Starved of service due to Madrid cluttering the area in and around the box, Mandzukic was not very involved in the game, and Bayern’s crosses often failed to hit the spot.

Meanwhile, Madrid’s goal came down Bayern’s right side, arguably their weak spot with Lahm being played in midfield. Bayern struggled with Madrid’s pace on the counter, and the more tactically disciplined Lahm may have made the difference there.

It also stands to reason that with Madrid defending in large numbers, players like Thomas Muller and Mario Gotze could have been more useful to combine in tight spaces and play outside the box.

Paul White

Bayern’s best chance did come through Gotze toward the end of the game, and Pep may want to consider starting him or Muller up front instead of Mandzukic on Tuesday.

The exact opposite was the case in the quarterfinal against Manchester United. Guardiola started Muller up front in the first leg and found that he was outmuscled by the more physical United defenders and isolated up front.

Mandzukic started the second leg, but a deeper Muller with license to roam exploited United’s defense in their 3-1 win. In that sense, both Muller and Gotze provide Guardiola with more mobile options than Mandzukic.

But it should be remembered that the United performance in the second leg came with Mandzukic remaining on the pitch, in which case Guardiola may want to keep the Croatian striker in the line-up and drop one of his central midfielders.

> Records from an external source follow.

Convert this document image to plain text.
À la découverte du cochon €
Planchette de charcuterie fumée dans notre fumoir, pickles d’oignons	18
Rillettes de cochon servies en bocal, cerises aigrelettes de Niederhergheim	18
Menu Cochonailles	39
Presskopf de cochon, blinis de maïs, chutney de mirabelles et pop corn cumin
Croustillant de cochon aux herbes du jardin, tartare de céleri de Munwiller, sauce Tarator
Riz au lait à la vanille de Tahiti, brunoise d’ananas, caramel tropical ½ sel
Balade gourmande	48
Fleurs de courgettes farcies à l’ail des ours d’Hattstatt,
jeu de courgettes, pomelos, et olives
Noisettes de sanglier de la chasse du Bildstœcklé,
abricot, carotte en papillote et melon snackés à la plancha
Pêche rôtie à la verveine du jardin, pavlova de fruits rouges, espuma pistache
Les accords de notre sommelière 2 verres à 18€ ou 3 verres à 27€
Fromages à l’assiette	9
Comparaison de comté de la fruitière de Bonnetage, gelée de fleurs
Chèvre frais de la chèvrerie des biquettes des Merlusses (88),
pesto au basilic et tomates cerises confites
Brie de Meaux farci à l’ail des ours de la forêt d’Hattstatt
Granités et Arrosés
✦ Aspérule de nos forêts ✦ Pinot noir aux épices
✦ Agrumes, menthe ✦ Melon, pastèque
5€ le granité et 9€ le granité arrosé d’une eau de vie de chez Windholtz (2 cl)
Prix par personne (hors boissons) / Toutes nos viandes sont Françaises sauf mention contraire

One of the questions following the Madrid game was whether it was necessary to have both Toni Kroos and Bastian Schweinsteiger start. Madrid’s defensive disposition and conscious bunkering necessitated a player who can break through the cluster of defenders, not pass the ball outside it.

It remains to be seen whether Guardiola starts Lahm at right-back or sticks with him in midfield. It is that decision that then affects how the rest of the line-up shapes up.

Should Guardiola start Lahm in defense he can either go a similar route as the first leg and start Javi Martinez, Kroos and Schweinsteiger in the middle or drop one of the three and start the more attack-minded Gotze or Muller.

Pep probably would have preferred to have Thiago available for both legs, but the central midfielder is still out after suffering a partial ligament rupture a couple of weeks back and could miss the remainder of the season.

In his place, Bayern will need a penetrative midfielder who can both help the team keep and circulate the ball but also break Madrid’s disciplined back line with through balls and take them on one-on-one.

Markus Schreiber

Penetrative play through the middle was very much lacking in the first leg, and if Bayern want to make their dominance count on Tuesday, they need to improve in that area.

Guardiola has no shortage of options in his star-studded squad, and he was able to rest potential starters in Arjen Robben, Lahm and Mandzukic this weekend.

Robben voiced his optimism heading into the game, saying he has a good gut feeling about the game. Whatever their guts tell them, Bayern have to find their groove again on Tuesday.

Guardiola, on the other hand, will have to make the most important tactical decision of the season ahead of this game. To many, Bayern’s season very much depends on it.